L'homme ne descend pas du singe, l'homme est un singe

Il est difficile d'apprendre à se connaître en tant qu'espèce si on ne jette pas aux ordures la vision judéo-chrétienne comme quoi nous ne serions pas des singes, mais quasiment des êtres en-dehors du règne animal.

Non seulement nous sommes des animaux, apparentés au chimpanzé, mais en plus, nous sommes carrément des singes. Nous faisons même partie des grands singes, avec les chimpanzés, les gorilles et les orangs-outan.

En effet un groupe monophylétique d'espèces se compose du premier membre du groupe et de l'ensemble de ses descendants sans exception. Il est scientifiquement impossible de choisir de sortir arbitrairement des descendants du groupe. Par conséquent, le groupe des singes (simiiformes) se compose du premier simien et de tous ses descendants sans exceptions. Donc de l'homme.

Nous sommes certes des primates, mais c'est moins précis. En effet, le lémurien est par exemple un primate, mais non un singe.

Les néo-créationnistes tentent de nous extraire de la famille de nos cousins les singes, après avoir été forcés d'accepter que nous avions un ancêtre commun avec le chimpanzé. Ils s'acharnent à nous faire croire que nous serions un descendant des singes, alors que nous ne sommes rien d'autre que de brillants singes. Nous extraire de la famille des singes est une façon pour eux de conserver un simulacre de créationnisme : faute d'avoir réussi à interdire l'enseignement de la théorie de l'évolution de Darwin, ils se contentent d'en faire une simplification fausse.
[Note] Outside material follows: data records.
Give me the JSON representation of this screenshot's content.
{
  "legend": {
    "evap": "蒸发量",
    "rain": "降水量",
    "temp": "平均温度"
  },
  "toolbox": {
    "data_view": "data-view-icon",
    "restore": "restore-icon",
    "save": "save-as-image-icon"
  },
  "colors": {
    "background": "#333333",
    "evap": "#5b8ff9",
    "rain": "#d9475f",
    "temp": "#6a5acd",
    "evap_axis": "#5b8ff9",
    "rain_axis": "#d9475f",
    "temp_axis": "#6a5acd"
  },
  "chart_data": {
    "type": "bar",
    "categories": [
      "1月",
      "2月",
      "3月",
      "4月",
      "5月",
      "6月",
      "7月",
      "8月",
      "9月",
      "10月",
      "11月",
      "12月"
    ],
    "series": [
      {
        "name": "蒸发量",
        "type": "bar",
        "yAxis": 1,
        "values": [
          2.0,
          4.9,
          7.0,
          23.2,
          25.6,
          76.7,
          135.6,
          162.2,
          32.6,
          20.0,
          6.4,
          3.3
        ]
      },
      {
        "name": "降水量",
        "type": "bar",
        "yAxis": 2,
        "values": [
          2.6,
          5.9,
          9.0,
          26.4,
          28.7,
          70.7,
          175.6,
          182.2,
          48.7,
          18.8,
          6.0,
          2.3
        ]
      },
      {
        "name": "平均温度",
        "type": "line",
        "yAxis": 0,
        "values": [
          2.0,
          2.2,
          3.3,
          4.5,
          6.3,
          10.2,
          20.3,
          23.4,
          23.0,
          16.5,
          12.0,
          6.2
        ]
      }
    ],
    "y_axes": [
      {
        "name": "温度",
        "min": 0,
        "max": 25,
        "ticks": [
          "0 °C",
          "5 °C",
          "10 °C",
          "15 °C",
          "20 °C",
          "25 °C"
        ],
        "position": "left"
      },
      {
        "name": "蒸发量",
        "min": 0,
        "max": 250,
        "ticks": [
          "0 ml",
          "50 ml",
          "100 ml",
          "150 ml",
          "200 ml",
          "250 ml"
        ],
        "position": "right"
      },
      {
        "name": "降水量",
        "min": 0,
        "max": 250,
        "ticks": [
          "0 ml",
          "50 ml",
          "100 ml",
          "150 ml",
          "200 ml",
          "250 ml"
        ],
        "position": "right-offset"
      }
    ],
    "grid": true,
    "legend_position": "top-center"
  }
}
Dans une démarche similaire, les néo-créationnistes de l'aryano-christianisme, culte à l'origine de la religion nazie fondé par un moine cistercien, avaient tenté de propager l'idée obscurantiste que nous descendrions d'entités divines se reproduisant par l'électricité, et s'étant compromis en s'accouplant avec des singes non-humains. De là seraient nés les humains. C'est une façon de conserver la prétention chrétienne d'être d'origine divine, tout en intégrant le darwinisme. Et c'est exactement ce qu'a été le nazisme : une tentative de justifier le christianisme en se mettant à jour avec des pseudo-sciences. Hitler avait lui-même confié son anxiété concernant la perte de vitesse du christianisme à cause de la science. Aussi ses sbires se sont-ils empressés de diffuser la religion nazie, avec de nombreuses tentatives de réformer le christianisme. Mais bref, c'est un autre sujet.

Vous devez juste retenir que vous êtes des singes, tout autant que vous êtes. Et il n'y a qu'un chrétien qui peut ne pas trouver merveilleux d'être un singe.

Je suis très fier d'être un européen, un homme et un singe.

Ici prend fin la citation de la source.